Iceland. Nigeria has only met Iceland once, losing 0-3 in a second of a two-game Scandinavian tour in 1981. Nigeria had tied Norway 2-2 in the opening game of that tour with amateur players. But then Iceland was not exactly a powerhouse at the time. However, Iceland has developed rapidly building all-season fields that provide year-round play for its players and has developed numerous top grade local coaches that belie its low population. Results have followed, including a defeat of England at the European Championships in 2016 and beating Croatia in the World Cup qualifiers. Nevertheless, Iceland lacks players playing at the top leagues in Europe but it has not mattered as it has been coached into a disciplined outfit that is difficult to break down. Iceland is a dark horse that may be underestimated but it certainly can make noise in this group.

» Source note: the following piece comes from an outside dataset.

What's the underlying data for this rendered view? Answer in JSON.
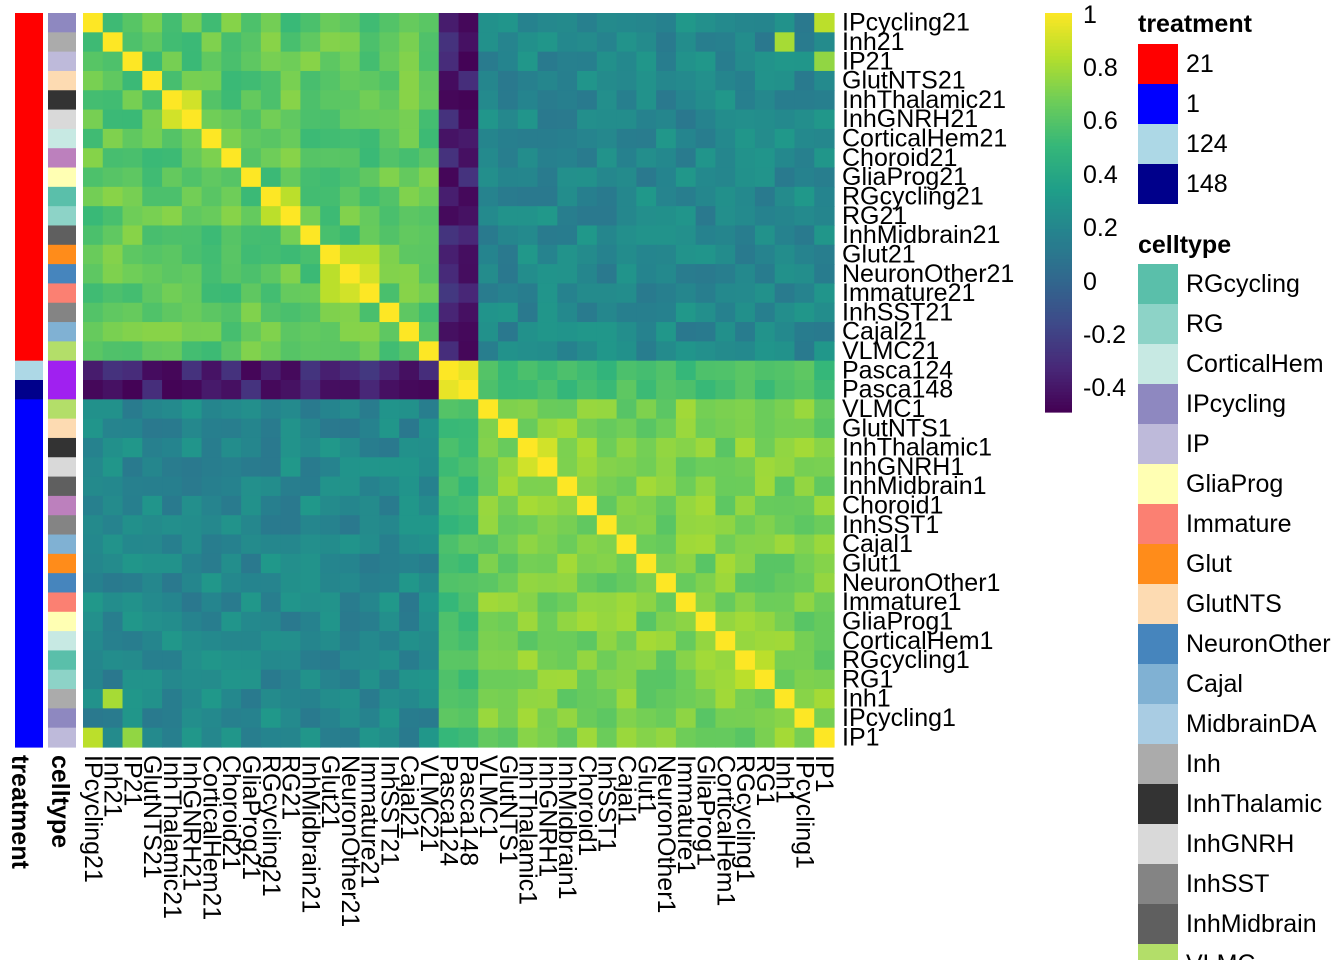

Nigeria. While each of the other teams in the group can be beaten, they each can also beat Nigeria. Nigeria, surely, will be an underdog in games against Argentina and Croatia. Against Iceland, Nigeria will be expected to dominate the ball and will have the difficult task of breaking down a sturdy Icelandic team. The keys in this group for Nigeria will be a defense that is alert to forwards making runs behind the defensive line. This means that Nigeria must avoid playing a high line and avoid pressuring the opponent very high because those may cause exploitable gaps in its own dangerous areas. Nevertheless, there are other issues. Against Croatia, particularly, the experimental 3-5-2 may not be the appropriate option. Instead, a more defensibly solid 4-5-1 should be preferred with a quick forward and quick wide midfielders. Against both Argentina and Iceland, the 3-5-2 may be preferred but for different reasons. Against Argentina, the 3-5-2 is more effective as an adapted 3-5-1-1 and compacting the spine of the formation, which is critical. Further, it would help to deny Messi in the middle with two defensive midfielders playing deeper than usual. Up front, the wide backs and forwards provide pace against an aging defense. Against Iceland, Nigeria will more likely have the initiative with a traditional 3-5-2 and would need the spaces wide to help break down a likely compact Iceland on the day.